The end of Kotte came not with dramatic military defeat but through a quieter, more insidious process of cultural and religious transformation. Bhuvanekabahu VII’s grandson, who became King Dharmapala, was raised under direct Portuguese supervision. Franciscan monks educated the young prince, and in 1556 or 1557, his conversion to Christianity was publicly announced. He was baptized as Dom João Dharmapala Peria Bandara—the first Christian king in Sri Lankan history.

For a Buddhist kingdom whose legitimacy rested on protecting the Tooth Relic and the Dharma, this conversion was catastrophic. Dharmapala’s abandonment of Buddhism undermined the Kotte dynasty in the eyes of the Sinhalese people, who saw their king as a puppet of foreign interests. The Portuguese tightened their grip, and by 1565, unable to hold Kotte against continued Sitawaka pressure, they abandoned the capital entirely, relocating with their puppet king to the better-fortified Colombo.

The final act came in 1580, when Portuguese pressure convinced Dharmapala to sign a deed of gift transferring the Kingdom of Kotte to Portugal upon his death. When he died on May 27, 1597, without an heir, the Portuguese Crown formally took possession of his kingdom. The last great Sinhalese kingdom of the lowlands had ceased to exist—not through conquest in battle, but through legal documents signed by a converted king who had lost touch with his people and their faith.

Legacy in Ruins

Today, little remains of Kotte’s former glory. The Portuguese demolished most of the city’s buildings in the late 16th century, using the materials to expand Colombo.

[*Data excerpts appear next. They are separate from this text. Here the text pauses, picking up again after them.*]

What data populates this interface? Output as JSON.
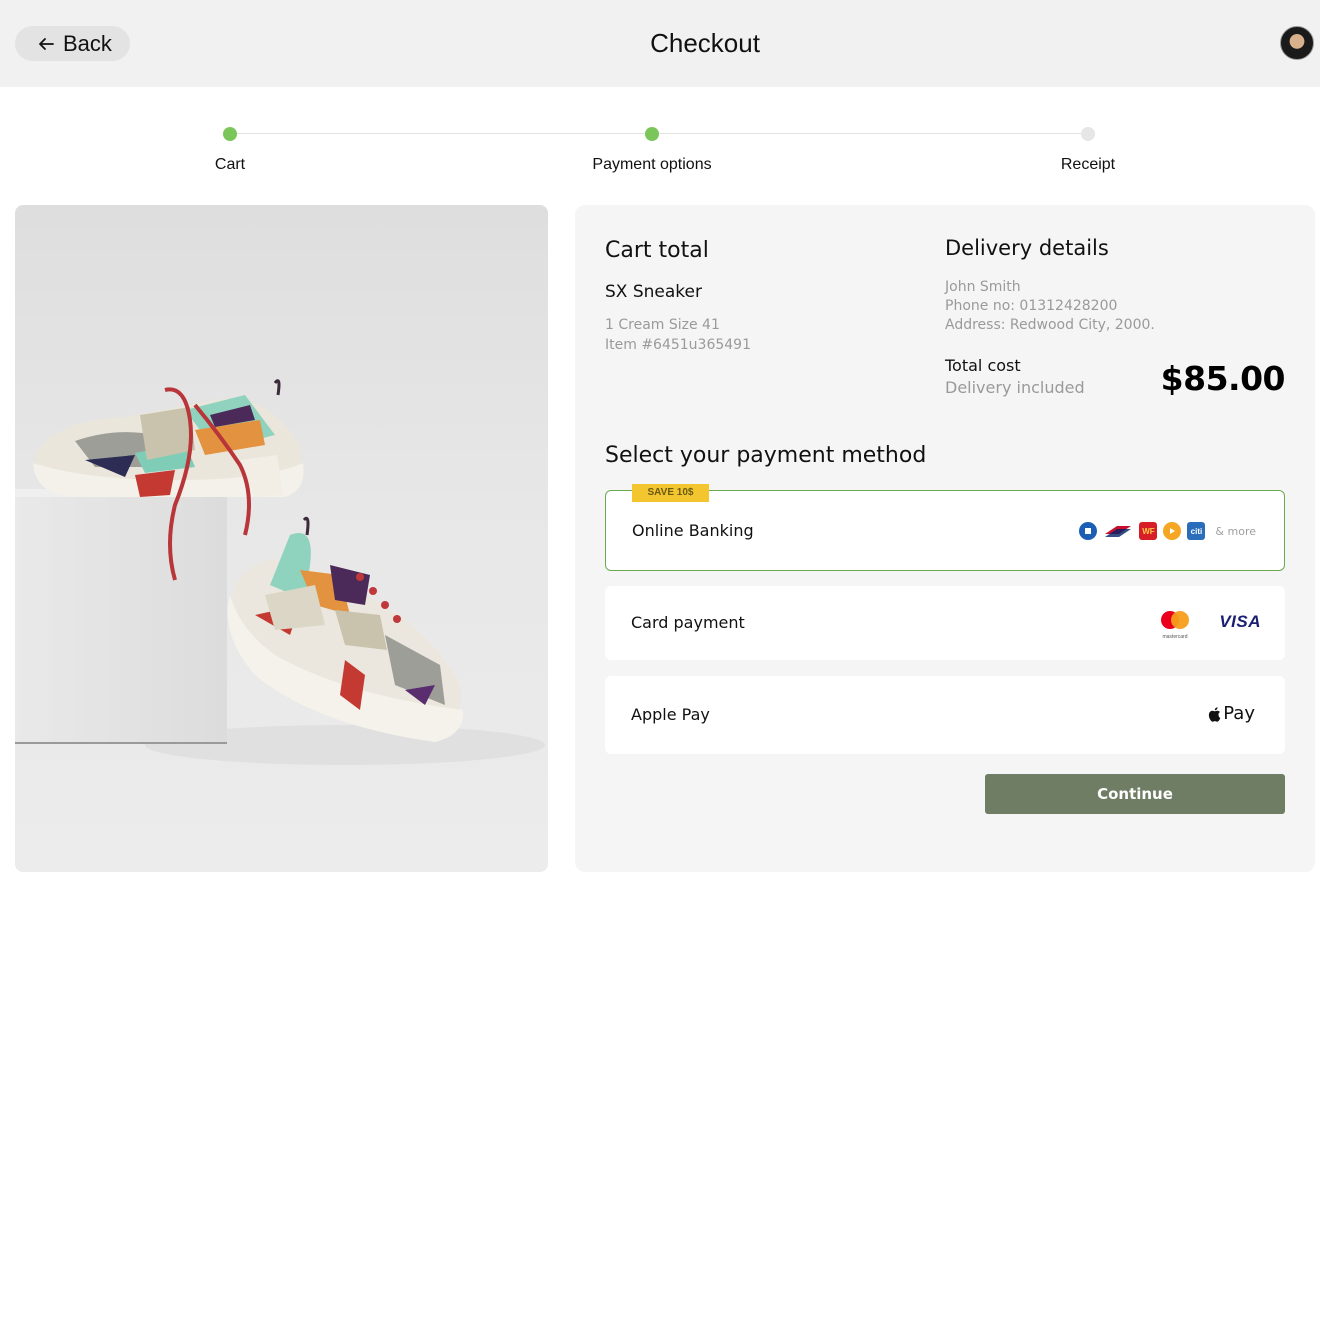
{
  "header": {
    "back_label": "Back",
    "title": "Checkout"
  },
  "stepper": {
    "steps": [
      {
        "label": "Cart",
        "state": "done"
      },
      {
        "label": "Payment options",
        "state": "done"
      },
      {
        "label": "Receipt",
        "state": "todo"
      }
    ]
  },
  "cart": {
    "title": "Cart total",
    "product_name": "SX Sneaker",
    "variant": "1 Cream Size 41",
    "item_no": "Item #6451u365491"
  },
  "delivery": {
    "title": "Delivery details",
    "name": "John Smith",
    "phone": "Phone no: 01312428200",
    "address": "Address: Redwood City, 2000.",
    "total_label": "Total cost",
    "total_note": "Delivery included",
    "total_value": "$85.00"
  },
  "payment": {
    "heading": "Select your payment method",
    "options": [
      {
        "label": "Online Banking",
        "badge": "SAVE 10$",
        "selected": true,
        "logos": [
          "chase-icon",
          "bofa-icon",
          "wells-fargo-icon",
          "orange-bank-icon",
          "citi-icon"
        ],
        "more": "& more"
      },
      {
        "label": "Card payment",
        "selected": false,
        "logos": [
          "mastercard-icon",
          "visa-icon"
        ],
        "mastercard_caption": "mastercard",
        "visa_text": "VISA"
      },
      {
        "label": "Apple Pay",
        "selected": false,
        "logos": [
          "apple-pay-icon"
        ],
        "apple_pay_text": "Pay"
      }
    ],
    "continue_label": "Continue"
  },
  "colors": {
    "accent_green": "#7bc65a",
    "selected_border": "#6aab4f",
    "continue_bg": "#6e7d64",
    "badge_bg": "#f3c630"
  }
}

What survives are fragments: tunnels beneath the modern city, portions of the ancient moats and ramparts, the Veherakanda ruins, and scattered archaeological sites yielding pottery, coins, and building materials. The magnificent three-storied Temple of the Tooth Relic and the five-storied royal palace exist only in historical records and collective memory.

Yet the Kingdom of Kotte’s significance extends far beyond its physical ruins. It represents the last time the Sinhalese people of Sri Lanka’s lowlands lived under an independent Buddhist kingdom unified from coast to coast. Its fall marked the beginning of 443 years of continuous European colonial rule. The story of Kotte—from the military genius of its founding, through the cultural brilliance of Parakramabahu VI’s reign, to the fratricidal violence of 1521 and the slow strangulation by Portuguese influence—remains a powerful reminder of how internal division can destroy even the mightiest kingdoms, and how cultural identity, once surrendered, may never be fully reclaimed.

In the modern administrative capital of Sri Jayawardenepura Kotte, buses and cars rush past the few remaining traces of ramparts and moats, most citizens unaware they traverse the grounds of their nation’s last great medieval kingdom. But for those who know its history, every buried foundation stone whispers of an age when Sinhalese kings ruled an independent island, poets flourished under royal patronage, and the future seemed to promise eternal glory rather than colonial subjugation. The Kingdom of Kotte stands as both an inspiration and a warning—a testament to what Sinhalese civilization achieved at its height, and what it lost through division, foreign intervention, and the abandonment of the very traditions that had sustained it for over two millennia.